Seeing the Unseen in Micro-Video Popularity Prediction: Self-Correlation Retrieval for Missing Modality Generation

Zhangtao Cheng, Jian Lang, Ting Zhong, Fan Zhou

被引用 5 次

摘要

Micro-video popularity prediction (MVPP) plays a crucial role in numerous real-world applications, including product marketing and recommendation systems. While existing methodologies predominantly assume complete modalities during multimodal learning, this assumption often fails to hold in practical scenarios due to various constraints, such as privacy concerns or data integrity issues. To address this limitation, we propose SCRAG, a novel Self-Correlation Retrieval-Augmented Generative framework designed to enhance missing-modality robustness in MVPP. SCRAG operates in a retrieval-guided generation manner that explores relevant knowledge to enhance the reconstruction of missing content, which consists of two primary components: (1) a self-correlation retriever and (2) a multimodal mixture-of-experts generator.
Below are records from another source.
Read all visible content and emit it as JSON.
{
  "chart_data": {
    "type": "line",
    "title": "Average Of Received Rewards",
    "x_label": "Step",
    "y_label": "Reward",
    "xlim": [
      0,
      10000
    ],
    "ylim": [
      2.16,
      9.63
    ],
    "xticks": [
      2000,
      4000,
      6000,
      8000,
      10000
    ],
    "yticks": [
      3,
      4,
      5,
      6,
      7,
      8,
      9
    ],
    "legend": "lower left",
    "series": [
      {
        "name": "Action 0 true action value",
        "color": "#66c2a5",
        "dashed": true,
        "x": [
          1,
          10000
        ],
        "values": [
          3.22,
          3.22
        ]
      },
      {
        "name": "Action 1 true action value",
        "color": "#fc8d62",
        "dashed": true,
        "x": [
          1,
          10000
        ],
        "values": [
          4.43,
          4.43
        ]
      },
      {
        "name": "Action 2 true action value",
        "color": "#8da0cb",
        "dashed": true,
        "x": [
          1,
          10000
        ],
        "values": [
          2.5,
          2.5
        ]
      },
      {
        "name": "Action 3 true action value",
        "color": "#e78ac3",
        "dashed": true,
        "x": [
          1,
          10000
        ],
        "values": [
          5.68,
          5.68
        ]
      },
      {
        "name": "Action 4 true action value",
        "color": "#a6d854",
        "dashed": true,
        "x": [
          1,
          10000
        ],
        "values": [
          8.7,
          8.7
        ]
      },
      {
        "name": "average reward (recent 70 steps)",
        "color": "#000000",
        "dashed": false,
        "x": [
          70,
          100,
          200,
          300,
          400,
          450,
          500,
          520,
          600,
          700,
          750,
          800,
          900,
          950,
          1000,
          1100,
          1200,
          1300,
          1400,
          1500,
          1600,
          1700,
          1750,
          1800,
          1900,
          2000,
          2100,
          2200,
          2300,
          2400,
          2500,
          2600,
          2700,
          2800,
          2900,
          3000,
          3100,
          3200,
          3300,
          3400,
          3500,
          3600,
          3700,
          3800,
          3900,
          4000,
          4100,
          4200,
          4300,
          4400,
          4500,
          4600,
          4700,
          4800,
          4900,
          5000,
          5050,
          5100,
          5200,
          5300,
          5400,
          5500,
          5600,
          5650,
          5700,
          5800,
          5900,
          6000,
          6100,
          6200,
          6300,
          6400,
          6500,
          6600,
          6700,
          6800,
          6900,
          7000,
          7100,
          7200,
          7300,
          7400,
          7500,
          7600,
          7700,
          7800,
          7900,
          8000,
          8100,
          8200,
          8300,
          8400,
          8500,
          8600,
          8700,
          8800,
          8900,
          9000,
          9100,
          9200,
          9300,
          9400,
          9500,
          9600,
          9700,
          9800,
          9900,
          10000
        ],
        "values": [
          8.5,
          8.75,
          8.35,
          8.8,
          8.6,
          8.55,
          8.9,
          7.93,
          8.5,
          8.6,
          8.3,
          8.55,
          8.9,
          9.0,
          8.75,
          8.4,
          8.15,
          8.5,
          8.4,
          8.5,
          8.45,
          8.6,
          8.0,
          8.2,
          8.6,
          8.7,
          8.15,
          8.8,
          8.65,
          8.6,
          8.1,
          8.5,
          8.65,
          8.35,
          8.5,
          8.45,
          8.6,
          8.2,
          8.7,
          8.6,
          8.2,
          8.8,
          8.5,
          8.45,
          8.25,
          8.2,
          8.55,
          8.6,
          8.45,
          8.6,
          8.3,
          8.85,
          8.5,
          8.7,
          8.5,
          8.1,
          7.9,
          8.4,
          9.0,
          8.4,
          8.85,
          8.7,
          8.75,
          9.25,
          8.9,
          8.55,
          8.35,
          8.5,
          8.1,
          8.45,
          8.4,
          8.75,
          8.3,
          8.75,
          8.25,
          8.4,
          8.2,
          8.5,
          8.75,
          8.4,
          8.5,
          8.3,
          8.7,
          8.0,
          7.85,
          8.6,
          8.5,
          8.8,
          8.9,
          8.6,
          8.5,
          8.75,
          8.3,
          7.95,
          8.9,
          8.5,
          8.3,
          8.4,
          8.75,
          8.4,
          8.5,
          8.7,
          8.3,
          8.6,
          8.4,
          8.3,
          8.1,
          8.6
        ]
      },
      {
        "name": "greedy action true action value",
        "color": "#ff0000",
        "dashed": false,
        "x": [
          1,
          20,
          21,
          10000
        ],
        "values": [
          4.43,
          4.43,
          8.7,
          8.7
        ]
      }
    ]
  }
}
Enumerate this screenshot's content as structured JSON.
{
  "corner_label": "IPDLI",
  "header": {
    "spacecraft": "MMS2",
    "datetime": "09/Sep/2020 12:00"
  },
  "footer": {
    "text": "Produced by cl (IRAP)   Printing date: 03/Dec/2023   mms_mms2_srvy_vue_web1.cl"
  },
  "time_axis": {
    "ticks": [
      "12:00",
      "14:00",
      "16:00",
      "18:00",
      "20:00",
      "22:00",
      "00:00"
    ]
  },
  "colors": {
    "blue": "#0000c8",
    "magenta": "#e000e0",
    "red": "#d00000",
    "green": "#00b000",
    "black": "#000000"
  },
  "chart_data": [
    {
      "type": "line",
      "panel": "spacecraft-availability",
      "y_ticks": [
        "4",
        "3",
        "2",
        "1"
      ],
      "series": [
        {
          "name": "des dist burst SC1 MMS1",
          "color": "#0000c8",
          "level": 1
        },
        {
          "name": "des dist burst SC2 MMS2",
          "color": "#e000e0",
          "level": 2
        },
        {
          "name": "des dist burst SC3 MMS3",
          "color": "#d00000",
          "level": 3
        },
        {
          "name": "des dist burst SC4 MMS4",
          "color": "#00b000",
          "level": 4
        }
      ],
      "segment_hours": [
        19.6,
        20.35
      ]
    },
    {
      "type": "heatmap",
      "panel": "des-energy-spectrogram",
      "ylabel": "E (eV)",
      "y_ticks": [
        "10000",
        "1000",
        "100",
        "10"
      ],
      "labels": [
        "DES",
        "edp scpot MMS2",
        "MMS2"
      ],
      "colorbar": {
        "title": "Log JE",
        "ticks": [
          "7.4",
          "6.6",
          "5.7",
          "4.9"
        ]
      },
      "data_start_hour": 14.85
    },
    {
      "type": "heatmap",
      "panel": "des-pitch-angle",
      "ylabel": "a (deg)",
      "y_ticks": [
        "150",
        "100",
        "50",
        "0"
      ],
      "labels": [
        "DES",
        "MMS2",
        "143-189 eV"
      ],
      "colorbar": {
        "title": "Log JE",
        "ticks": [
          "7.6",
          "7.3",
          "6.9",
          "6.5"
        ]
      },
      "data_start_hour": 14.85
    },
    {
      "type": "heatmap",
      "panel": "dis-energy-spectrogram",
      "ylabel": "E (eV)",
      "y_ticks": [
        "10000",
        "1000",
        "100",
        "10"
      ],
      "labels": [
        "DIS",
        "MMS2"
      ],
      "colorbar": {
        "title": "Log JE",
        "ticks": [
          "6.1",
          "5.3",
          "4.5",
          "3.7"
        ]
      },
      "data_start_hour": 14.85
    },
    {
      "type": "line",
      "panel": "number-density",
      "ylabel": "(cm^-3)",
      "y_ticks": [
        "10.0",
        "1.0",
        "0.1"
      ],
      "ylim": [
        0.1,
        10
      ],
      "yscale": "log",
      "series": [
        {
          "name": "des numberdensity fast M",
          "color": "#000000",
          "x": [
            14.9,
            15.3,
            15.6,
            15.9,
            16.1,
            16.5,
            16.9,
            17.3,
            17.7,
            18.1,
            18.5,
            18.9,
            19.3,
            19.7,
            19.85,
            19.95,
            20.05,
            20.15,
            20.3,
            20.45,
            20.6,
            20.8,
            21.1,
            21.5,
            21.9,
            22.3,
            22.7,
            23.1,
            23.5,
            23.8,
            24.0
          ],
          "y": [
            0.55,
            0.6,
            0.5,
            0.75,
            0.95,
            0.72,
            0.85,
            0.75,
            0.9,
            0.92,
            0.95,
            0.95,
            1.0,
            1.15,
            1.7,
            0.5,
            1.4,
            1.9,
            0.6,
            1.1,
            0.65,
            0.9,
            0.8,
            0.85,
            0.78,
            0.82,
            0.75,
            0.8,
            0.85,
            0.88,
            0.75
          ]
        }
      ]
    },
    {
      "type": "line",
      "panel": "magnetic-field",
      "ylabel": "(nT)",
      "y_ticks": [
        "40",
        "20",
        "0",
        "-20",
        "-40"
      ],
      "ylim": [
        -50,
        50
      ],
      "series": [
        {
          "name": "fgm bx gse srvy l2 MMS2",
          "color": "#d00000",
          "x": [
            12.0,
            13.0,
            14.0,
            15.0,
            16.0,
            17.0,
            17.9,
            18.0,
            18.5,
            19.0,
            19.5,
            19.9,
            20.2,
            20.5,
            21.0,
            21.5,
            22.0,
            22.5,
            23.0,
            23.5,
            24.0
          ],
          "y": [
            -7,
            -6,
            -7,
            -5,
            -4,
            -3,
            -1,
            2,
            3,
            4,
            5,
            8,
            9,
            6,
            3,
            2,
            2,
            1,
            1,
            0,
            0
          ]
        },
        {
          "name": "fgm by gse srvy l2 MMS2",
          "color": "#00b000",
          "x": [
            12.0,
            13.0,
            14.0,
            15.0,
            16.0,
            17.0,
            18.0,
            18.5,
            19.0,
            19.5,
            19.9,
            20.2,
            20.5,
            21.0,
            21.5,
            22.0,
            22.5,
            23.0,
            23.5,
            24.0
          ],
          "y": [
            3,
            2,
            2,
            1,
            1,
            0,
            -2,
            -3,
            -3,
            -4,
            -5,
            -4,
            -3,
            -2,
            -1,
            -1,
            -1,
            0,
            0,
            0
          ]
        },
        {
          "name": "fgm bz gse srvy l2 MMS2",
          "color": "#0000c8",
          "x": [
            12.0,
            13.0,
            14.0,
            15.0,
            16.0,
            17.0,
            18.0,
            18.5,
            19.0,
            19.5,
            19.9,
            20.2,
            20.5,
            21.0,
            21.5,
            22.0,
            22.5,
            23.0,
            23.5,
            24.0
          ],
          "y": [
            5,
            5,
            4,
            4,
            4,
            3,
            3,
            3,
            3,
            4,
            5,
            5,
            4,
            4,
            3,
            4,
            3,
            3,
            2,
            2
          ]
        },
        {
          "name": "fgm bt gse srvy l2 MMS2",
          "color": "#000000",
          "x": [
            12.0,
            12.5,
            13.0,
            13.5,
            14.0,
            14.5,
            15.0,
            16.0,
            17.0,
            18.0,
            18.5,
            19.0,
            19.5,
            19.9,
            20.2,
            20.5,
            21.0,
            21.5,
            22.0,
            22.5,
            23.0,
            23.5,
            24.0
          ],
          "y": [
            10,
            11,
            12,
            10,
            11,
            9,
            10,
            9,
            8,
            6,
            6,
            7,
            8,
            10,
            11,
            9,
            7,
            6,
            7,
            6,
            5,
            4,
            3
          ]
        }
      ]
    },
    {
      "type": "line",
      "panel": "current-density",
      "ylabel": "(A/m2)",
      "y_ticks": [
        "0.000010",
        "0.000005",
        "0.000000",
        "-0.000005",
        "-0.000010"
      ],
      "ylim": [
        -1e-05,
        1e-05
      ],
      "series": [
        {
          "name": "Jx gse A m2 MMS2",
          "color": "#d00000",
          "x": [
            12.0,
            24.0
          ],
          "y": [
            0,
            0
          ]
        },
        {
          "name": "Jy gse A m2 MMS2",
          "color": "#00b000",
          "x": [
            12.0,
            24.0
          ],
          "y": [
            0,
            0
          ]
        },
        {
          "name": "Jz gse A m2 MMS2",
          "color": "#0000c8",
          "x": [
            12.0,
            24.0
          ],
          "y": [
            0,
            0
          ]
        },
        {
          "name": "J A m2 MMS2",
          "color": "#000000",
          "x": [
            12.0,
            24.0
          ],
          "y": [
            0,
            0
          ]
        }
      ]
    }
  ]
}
It first acquires instances pertinent to the missing content through multimodal prompt alignment. Subsequently, the generator extracts contextual modal information from the retrieved context-rich instances. By learning the joint distribution of modalities, SCRAG effectively recovers missing content and addresses the modal heterogeneity challenge inherent in cross-modal generation approaches. Extensive experiments conducted on three real-world datasets demonstrate that SCRAG consistently outperforms state-of-the-art baselines, underscoring its effectiveness in handling incomplete modalities and improving the accuracy of micro-video popularity prediction.